Gerçekte Bakü’deki hemen hiçbir yayında, İran “aleyhine” bir yayın görme imkânı yok. Buna karşılık, İran’da son iki yıldır, yani Azerbaycan işgal altındaki Dağlık Karabağ bölgesini kurtardığından bu yana Azerbaycan aleyhtarı yayınlar artmış durumda. Bu yayınlarda neler yok ki? Kimliği belirtilmeyen yetkililere dayanarak ileri sürülen “Azerbaycan Ermenistan’ı işgale hazırlanıyor” açıklamaları mı dersiniz? Azerbaycan’ın bölgedeki Rus barış gücünü kovmaya hazırlandığı iddiaları mı dersiniz? Yani iki yıldır İran medyasında Azerbaycan hakkında olumlu bir tek satır yayımlanmadı dersek, abartı olmaz.

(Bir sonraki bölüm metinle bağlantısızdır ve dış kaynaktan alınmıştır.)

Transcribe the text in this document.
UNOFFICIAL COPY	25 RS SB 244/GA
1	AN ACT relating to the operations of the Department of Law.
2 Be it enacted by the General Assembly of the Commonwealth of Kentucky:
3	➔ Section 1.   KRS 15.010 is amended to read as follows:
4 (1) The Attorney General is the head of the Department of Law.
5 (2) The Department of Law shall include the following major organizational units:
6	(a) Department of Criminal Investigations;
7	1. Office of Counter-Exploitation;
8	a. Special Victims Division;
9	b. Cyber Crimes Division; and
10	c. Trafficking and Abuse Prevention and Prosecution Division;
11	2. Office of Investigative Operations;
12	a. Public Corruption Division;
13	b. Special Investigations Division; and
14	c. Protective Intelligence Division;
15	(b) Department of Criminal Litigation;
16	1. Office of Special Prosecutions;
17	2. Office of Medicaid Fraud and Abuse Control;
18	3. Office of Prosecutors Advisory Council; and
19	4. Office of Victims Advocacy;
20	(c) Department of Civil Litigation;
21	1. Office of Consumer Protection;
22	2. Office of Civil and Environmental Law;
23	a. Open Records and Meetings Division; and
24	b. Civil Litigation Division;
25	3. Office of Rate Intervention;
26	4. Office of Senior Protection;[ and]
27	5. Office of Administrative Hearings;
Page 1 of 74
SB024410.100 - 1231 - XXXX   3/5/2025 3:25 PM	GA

Bir süreden beri bu olumsuz yayınlara, bazı İran din adamlarının meseleye cennet-cehennem açısından yaklaşan (!) sözüm ona fetvaları da eklendi.

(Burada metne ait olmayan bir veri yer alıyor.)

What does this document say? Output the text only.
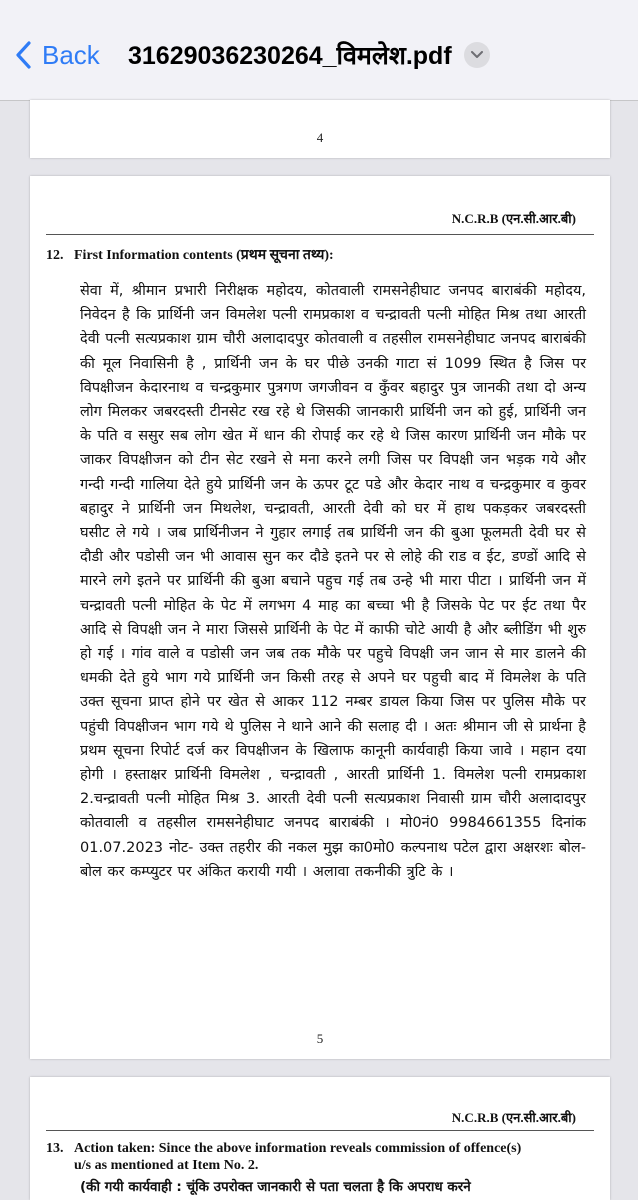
Back 31629036230264_विमलेश.pdf
4
N.C.R.B (एन.सी.आर.बी)
12. First Information contents (प्रथम सूचना तथ्य):
सेवा में, श्रीमान प्रभारी निरीक्षक महोदय, कोतवाली रामसनेहीघाट जनपद बाराबंकी महोदय, निवेदन है कि प्रार्थिनी जन विमलेश पत्नी रामप्रकाश व चन्द्रावती पत्नी मोहित मिश्र तथा आरती देवी पत्नी सत्यप्रकाश ग्राम चौरी अलादादपुर कोतवाली व तहसील रामसनेहीघाट जनपद बाराबंकी की मूल निवासिनी है , प्रार्थिनी जन के घर पीछे उनकी गाटा सं 1099 स्थित है जिस पर विपक्षीजन केदारनाथ व चन्द्रकुमार पुत्रगण जगजीवन व कुँवर बहादुर पुत्र जानकी तथा दो अन्य लोग मिलकर जबरदस्ती टीनसेट रख रहे थे जिसकी जानकारी प्रार्थिनी जन को हुई, प्रार्थिनी जन के पति व ससुर सब लोग खेत में धान की रोपाई कर रहे थे जिस कारण प्रार्थिनी जन मौके पर जाकर विपक्षीजन को टीन सेट रखने से मना करने लगी जिस पर विपक्षी जन भड़क गये और गन्दी गन्दी गालिया देते हुये प्रार्थिनी जन के ऊपर टूट पडे और केदार नाथ व चन्द्रकुमार व कुवर बहादुर ने प्रार्थिनी जन मिथलेश, चन्द्रावती, आरती देवी को घर में हाथ पकड़कर जबरदस्ती घसीट ले गये । जब प्रार्थिनीजन ने गुहार लगाई तब प्रार्थिनी जन की बुआ फूलमती देवी घर से दौडी और पडोसी जन भी आवास सुन कर दौडे इतने पर से लोहे की राड व ईट, डण्डों आदि से मारने लगे इतने पर प्रार्थिनी की बुआ बचाने पहुच गई तब उन्हे भी मारा पीटा । प्रार्थिनी जन में चन्द्रावती पत्नी मोहित के पेट में लगभग 4 माह का बच्चा भी है जिसके पेट पर ईट तथा पैर आदि से विपक्षी जन ने मारा जिससे प्रार्थिनी के पेट में काफी चोटे आयी है और ब्लीडिंग भी शुरु हो गई । गांव वाले व पडोसी जन जब तक मौके पर पहुचे विपक्षी जन जान से मार डालने की धमकी देते हुये भाग गये प्रार्थिनी जन किसी तरह से अपने घर पहुची बाद में विमलेश के पति उक्त सूचना प्राप्त होने पर खेत से आकर 112 नम्बर डायल किया जिस पर पुलिस मौके पर पहुंची विपक्षीजन भाग गये थे पुलिस ने थाने आने की सलाह दी । अतः श्रीमान जी से प्रार्थना है प्रथम सूचना रिपोर्ट दर्ज कर विपक्षीजन के खिलाफ कानूनी कार्यवाही किया जावे । महान दया होगी । हस्ताक्षर प्रार्थिनी विमलेश , चन्द्रावती , आरती प्रार्थिनी 1. विमलेश पत्नी रामप्रकाश 2.चन्द्रावती पत्नी मोहित मिश्र 3. आरती देवी पत्नी सत्यप्रकाश निवासी ग्राम चौरी अलादादपुर कोतवाली व तहसील रामसनेहीघाट जनपद बाराबंकी । मो0नं0 9984661355 दिनांक 01.07.2023 नोट- उक्त तहरीर की नकल मुझ का0मो0 कल्पनाथ पटेल द्वारा अक्षरशः बोल- बोल कर कम्प्युटर पर अंकित करायी गयी । अलावा तकनीकी त्रुटि के ।
5
N.C.R.B (एन.सी.आर.बी)
13. Action taken: Since the above information reveals commission of offence(s)
u/s as mentioned at Item No. 2.
(की गयी कार्यवाही : चूंकि उपरोक्त जानकारी से पता चलता है कि अपराध करने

Azerbaycan’ı Nahçıvan Özerk Bölgesi’ne bağlayacak olan Zengezur Koridoru (Azerice Zengezur Dehlizi) konusu iki ulus arasında ele alınmaya başladığından beri, İran medyası, bu koridorun sadece Nahçıvan’ı ana vatanına bağlamakla kalmayacağını, gerçekte Türkiye ile Orta Asya arasında doğrudan bir karayolu olacağını yazıyor. Hatta bu koridora “Pan-Türkizm Yolu” diyorlar.
Azerbaycan ile Ermenistan arasında bu yolun açılması görüşmeleri ne zaman hızlansa, ne zaman olumlu bir gelişme gözlense, İran medyasında “Bir taraftan Türkiye, bir taraftan Azerbaycan Ermenistan’ı işgale hazırlanıyor” haberleri yayımlanıyor. Bunlara geçen hafta İran Dışişleri Bakanı Hüseyin Emir Abdullahiyan’ın Erivan ziyareti ve burada verdiği, dostlukla -bırakın dostluğu komşulukla- bağdaşmayan sözlerini de eklersek, Azerbaycan aleyhtarı yayınlara Türkiye’nin de karıştırıldığını görürüz.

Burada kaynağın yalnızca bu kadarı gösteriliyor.